Partiendo del pozo de la pandemia de covid (que se agotó en 2022),
muchos papeles volaron sin parar durante tres años, pero de octubre
del año pasado a esta parte ya acumulan caídas importantes, y ningún
experto se anima a decir con precisión si esta descompresión ha
terminado.
Empezaron a llegar los balances trimestrales que presentan las
compañías (octubre-diciembre 25) y puede decirse que los números
entregados fueron -en promedio- aceptables. Pero con la idea de dar
algunos botones de muestra se observa que algunas de las compañías,
incluso las más importantes, muestran que estamos en zona de
desgaste.
El caso probablemente más resonante es el de Alphabet (Google) que
había subido de100 a 340 dólares en tres años, y tras la entrega de
sus números contables retrocedió hasta 322 dólares, con una moderada
baja del 5%.
Pero Meta (Facebook), que había subido de 97 a 780 dólares en tres
años, ahora bajó hasta 661 dólares, con una caída del 15%. AMD, una
de las “tecnológicas estrella”, había subido 50 a 260 dólares en
tres años, y ahora bajó a 208 dólares, con un daño del 20%.
Microsoft (la fundadora de la corriente tech) había subido de 230 a
540 dólares en tres años, y ahora acaba de bajar a 401 dólares, con
un desplome del 25%. Y Disney (la empresa de entretenimientos que
está por cumplir 103 años) llegó a cotizar a 190 dólares en 2021, y
hoy vale 109 dólares, por lo que se hundió 42%.
Y si tomamos "casos testigo" argentinos, según la cotización de sus
ADR en NY, tenemos resultados muy parecidos. La petrolera Vista
subió de 8 a 60 dólares en tres años, y ahora vale 56 dólares, es
decir 7% menos. YPF subió de 3 a 42 dólares en tres años y hoy
cotiza a 38 dólares, 10% menos. Mercado Libre, saltó de 650 a 2620
dólares, y ahora vale 1970 dólares, 25% menos. Y Galicia, emblema
entre los bancos, subió de 7 a 68 dólares en tres años y el viernes
terminó a 49 dólares, con un derrumbe del 28%.

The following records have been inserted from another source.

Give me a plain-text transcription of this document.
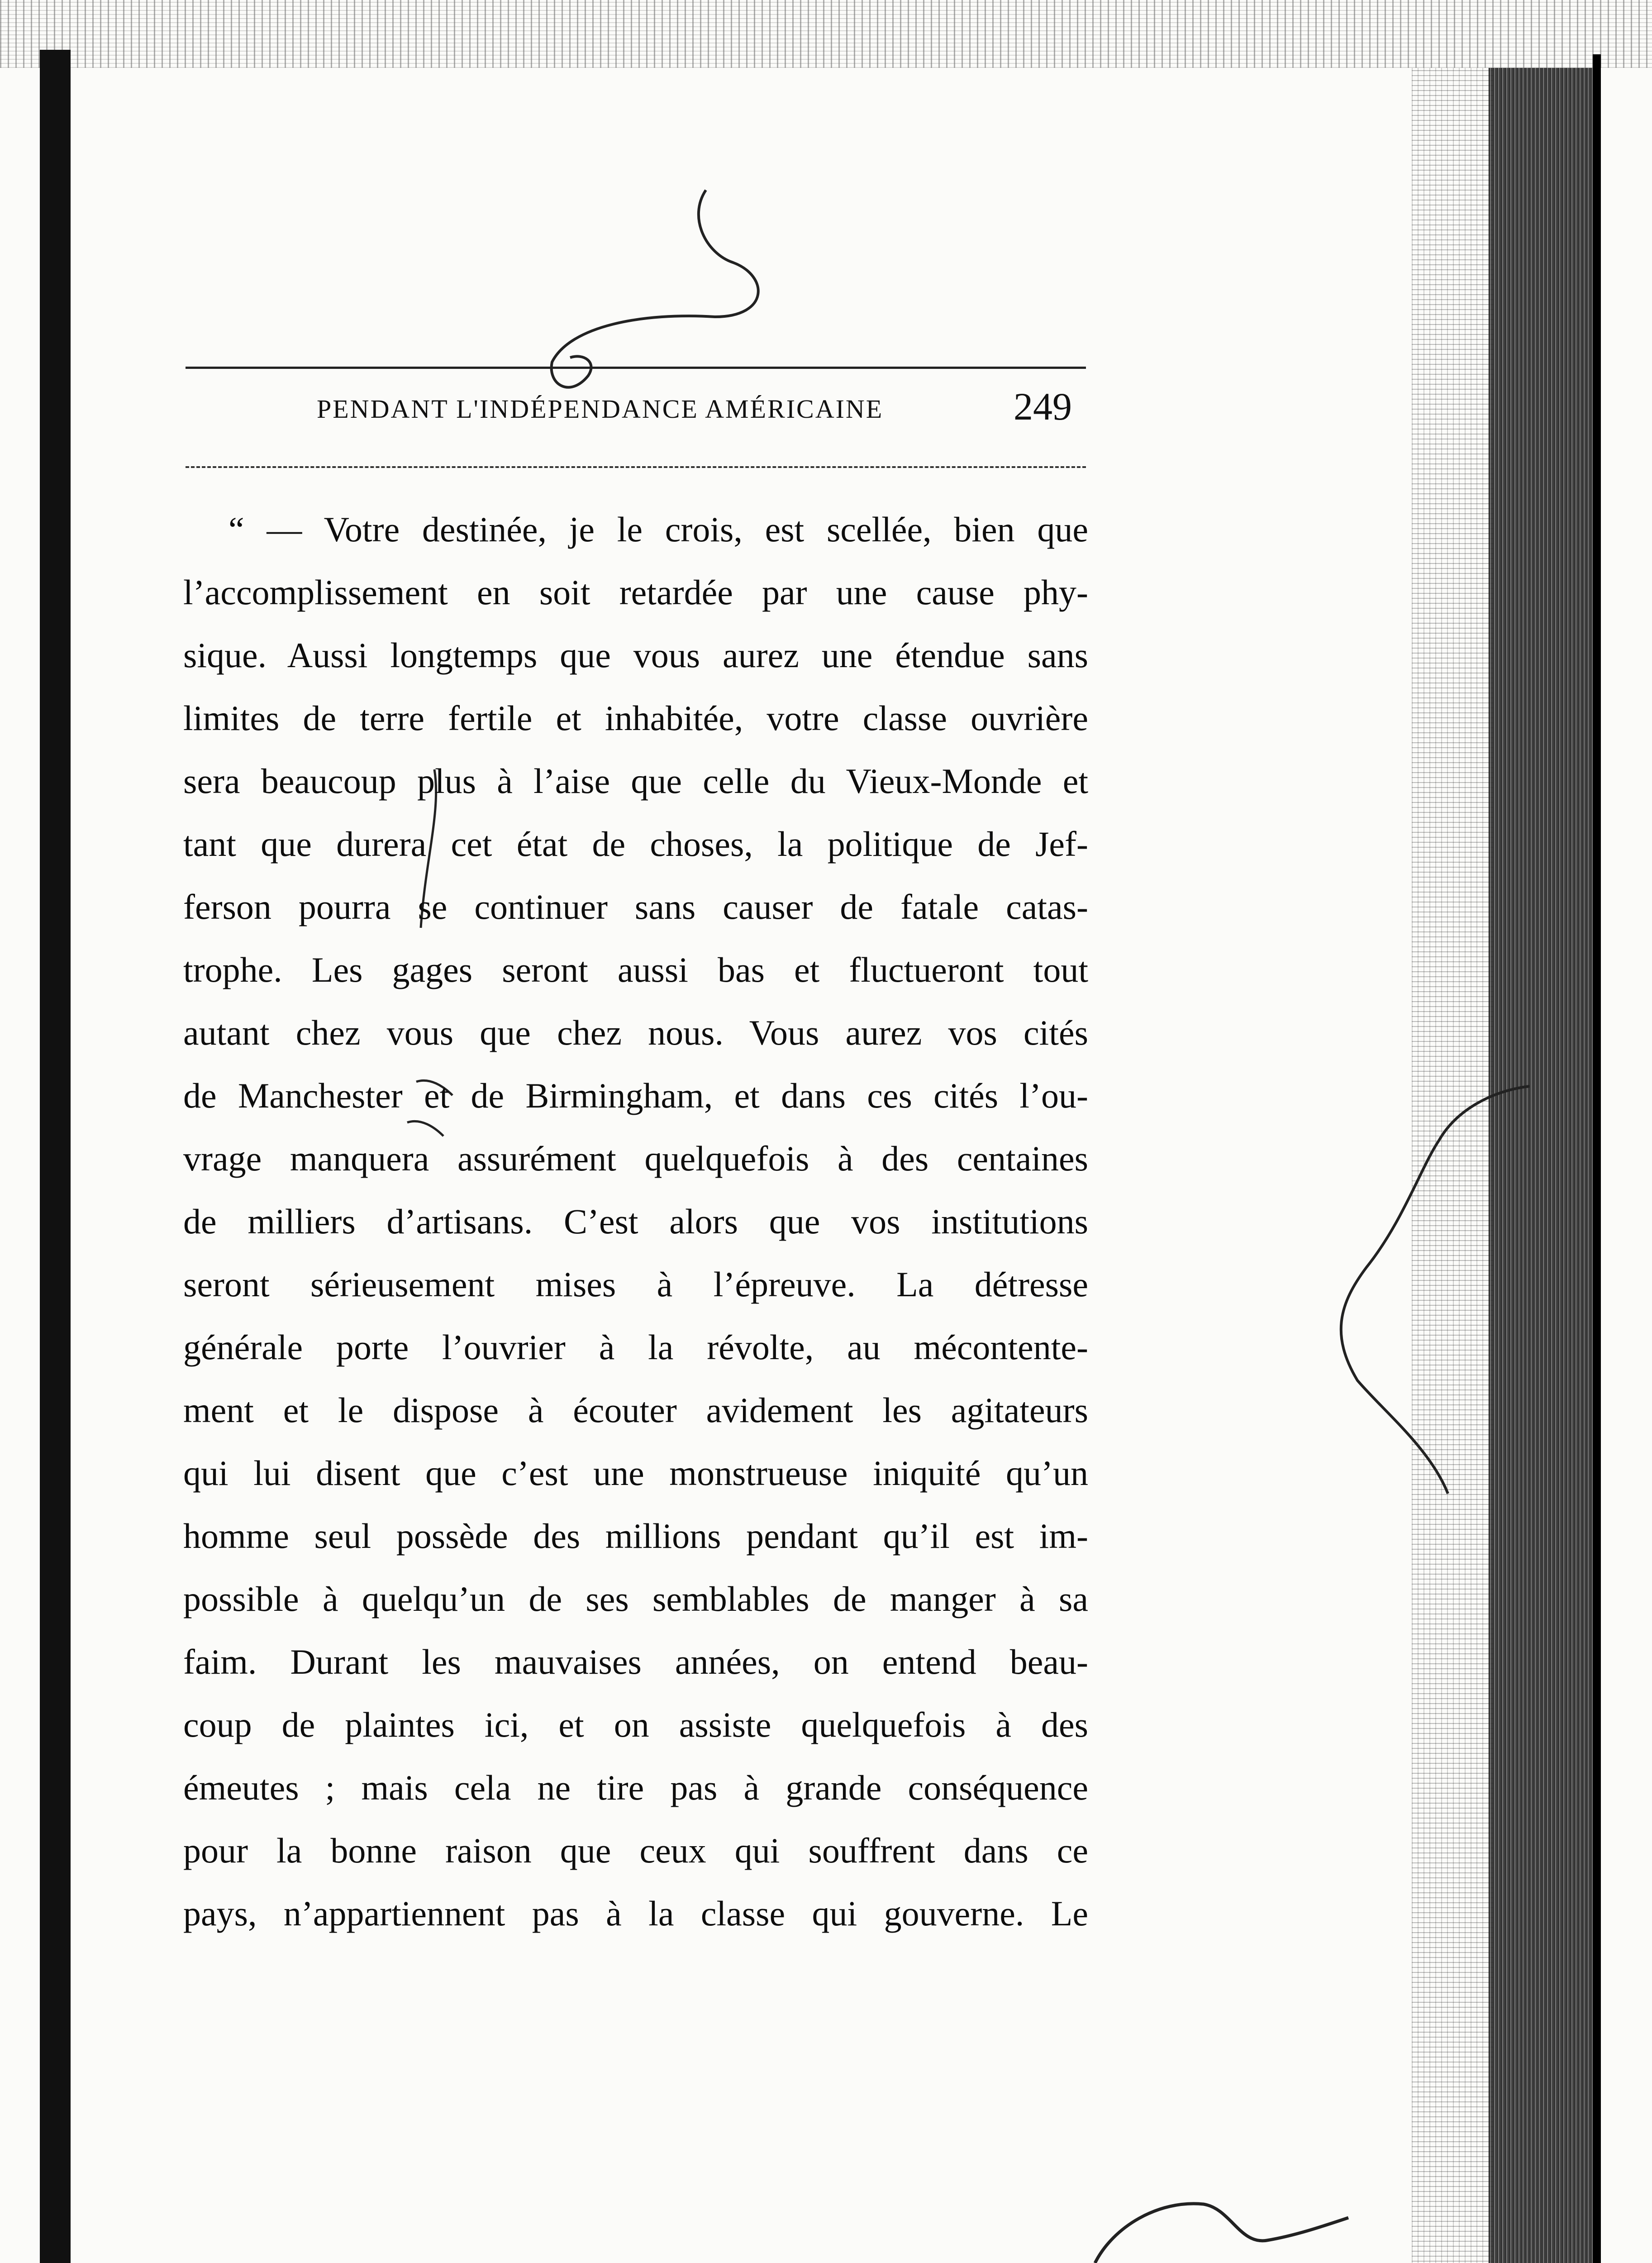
PENDANT L'INDÉPENDANCE AMÉRICAINE	249
“ — Votre destinée, je le crois, est scellée, bien que
l’accomplissement en soit retardée par une cause phy-
sique. Aussi longtemps que vous aurez une étendue sans
limites de terre fertile et inhabitée, votre classe ouvrière
sera beaucoup plus à l’aise que celle du Vieux-Monde et
tant que durera cet état de choses, la politique de Jef-
ferson pourra se continuer sans causer de fatale catas-
trophe. Les gages seront aussi bas et fluctueront tout
autant chez vous que chez nous. Vous aurez vos cités
de Manchester et de Birmingham, et dans ces cités l’ou-
vrage manquera assurément quelquefois à des centaines
de milliers d’artisans. C’est alors que vos institutions
seront sérieusement mises à l’épreuve. La détresse
générale porte l’ouvrier à la révolte, au mécontente-
ment et le dispose à écouter avidement les agitateurs
qui lui disent que c’est une monstrueuse iniquité qu’un
homme seul possède des millions pendant qu’il est im-
possible à quelqu’un de ses semblables de manger à sa
faim. Durant les mauvaises années, on entend beau-
coup de plaintes ici, et on assiste quelquefois à des
émeutes ; mais cela ne tire pas à grande conséquence
pour la bonne raison que ceux qui souffrent dans ce
pays, n’appartiennent pas à la classe qui gouverne. Le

Es decir, quienes habían sido consentidos con los etéreos premios de
las finanzas se están encontrando con el trago amargo del
achicamiento. Y esto no pasa solo con el valor de los papeles
privados. La onza de plata saltó de 17 a 122 dólares, y ahora está a
77, con una estocada del 37%. Y el Bitcoin trepó de 17 a 125
dólares, y hoy vale 69, con un derrumbe del 45%. Muchos de los que
se creían millonarios, salvados para toda la vida, ven que su
alfombra se convirtió en un tapete, y eso está abriendo un escenario
con dos situaciones bien definidas:
1) Ante una caída que ya dura más de 100 días, con algunos analistas
advirtiendo que esto recién empieza, comenzó a ganar espacio una
situación que se vivió una decena de veces en el mundo de las
finanzas. Esta situación se denomina FOMO, una sigla que surge de la
frase en inglés "Fear Of Missing Out", que traducido significa
"Miedo a quedarse afuera" o "Miedo a perderse de algo". Las fuertes
bajas ya acumuladas empuja a tomar decisiones emocionales,
generalmente comprando porque se cree que la caída ha terminado.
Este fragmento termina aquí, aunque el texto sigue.